Sections offered SPRING 2019:
#8521 |
LUKASZ SICINSKI |
MW 1:00pm-2:15pm |
HU 217 |
CLASS NOTES: IUB GenEd A&H credit; COLL (CASE) A&H Breadth of Inquiry credit
The question of the existence of evil has been a concern for philosophers, scholars, and everyday people for centuries. What is evil? How does it emerge and reproduce? Do human beings have an inherent capacity for evil? Do we know evil when we see it? A byword for countless phenomena ranging from bullying and sexual harassment to terrorism and genocide, evil resists our attempts to fix its meaning and capture its essence; at the same time, it captivates us – although we find it repulsive, there is something about evil that fascinates us.
Because what we call evil appears across a variety of contexts – be they the intimacy of a family circle, structures of political systems, or the functioning of global corporations – an attempt to account for what evil may signify calls for the application of multiple interpretive lenses. This course is an example of such a multidimensional approach.

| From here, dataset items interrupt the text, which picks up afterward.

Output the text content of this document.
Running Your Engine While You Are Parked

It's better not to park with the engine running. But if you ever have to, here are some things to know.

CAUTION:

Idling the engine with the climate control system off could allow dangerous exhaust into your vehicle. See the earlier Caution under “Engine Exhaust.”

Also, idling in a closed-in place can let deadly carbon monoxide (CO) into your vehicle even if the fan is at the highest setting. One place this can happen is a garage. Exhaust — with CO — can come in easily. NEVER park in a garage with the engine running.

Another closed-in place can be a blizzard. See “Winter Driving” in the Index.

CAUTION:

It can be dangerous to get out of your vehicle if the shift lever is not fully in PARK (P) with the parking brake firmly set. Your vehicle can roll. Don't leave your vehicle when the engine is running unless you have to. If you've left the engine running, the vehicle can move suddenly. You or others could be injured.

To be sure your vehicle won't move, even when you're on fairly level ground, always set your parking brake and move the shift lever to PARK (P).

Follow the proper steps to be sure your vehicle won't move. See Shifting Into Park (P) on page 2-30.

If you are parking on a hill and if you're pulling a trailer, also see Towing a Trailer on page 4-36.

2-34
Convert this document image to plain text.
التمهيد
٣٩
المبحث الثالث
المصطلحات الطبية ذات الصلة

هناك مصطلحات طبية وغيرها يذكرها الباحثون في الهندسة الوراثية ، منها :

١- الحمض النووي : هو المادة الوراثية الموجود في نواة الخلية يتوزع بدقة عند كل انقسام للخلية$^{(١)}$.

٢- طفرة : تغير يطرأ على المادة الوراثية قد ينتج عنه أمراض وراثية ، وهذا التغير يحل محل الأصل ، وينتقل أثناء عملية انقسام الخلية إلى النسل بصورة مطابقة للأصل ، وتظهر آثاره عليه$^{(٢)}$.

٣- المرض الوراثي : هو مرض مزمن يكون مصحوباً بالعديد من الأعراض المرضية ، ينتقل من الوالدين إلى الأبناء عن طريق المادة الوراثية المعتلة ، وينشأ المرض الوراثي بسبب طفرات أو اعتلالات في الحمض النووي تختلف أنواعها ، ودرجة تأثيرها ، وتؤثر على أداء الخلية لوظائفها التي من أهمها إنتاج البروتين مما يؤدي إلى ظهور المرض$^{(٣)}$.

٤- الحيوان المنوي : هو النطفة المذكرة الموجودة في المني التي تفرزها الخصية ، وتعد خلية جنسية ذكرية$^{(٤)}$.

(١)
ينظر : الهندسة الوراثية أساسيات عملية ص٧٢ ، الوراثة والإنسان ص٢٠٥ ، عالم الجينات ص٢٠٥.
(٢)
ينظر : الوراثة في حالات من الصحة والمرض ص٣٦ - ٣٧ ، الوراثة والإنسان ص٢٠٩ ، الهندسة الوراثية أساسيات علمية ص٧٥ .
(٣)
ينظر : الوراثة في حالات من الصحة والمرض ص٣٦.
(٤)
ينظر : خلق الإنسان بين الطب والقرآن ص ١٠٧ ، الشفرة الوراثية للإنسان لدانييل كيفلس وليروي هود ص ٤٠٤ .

Based on an interdisciplinary framework exploring the intersections among philosophy, literary studies, and film studies, this course is designed to examine a selection of works that represent the multifaceted nature of evil and view the problem of evil as a morally contentious issue.
Issues discussed in this course include genocide and its representations, existential dimensions of evil, evil and religious belief, representations of radical evil and strategies of its aestheticization. Course materials include works by Franz Kafka, Primo Levi, George Orwell, Albert Camus, Stanley Kubrick, Oliver Stone, and Martin Scorsese.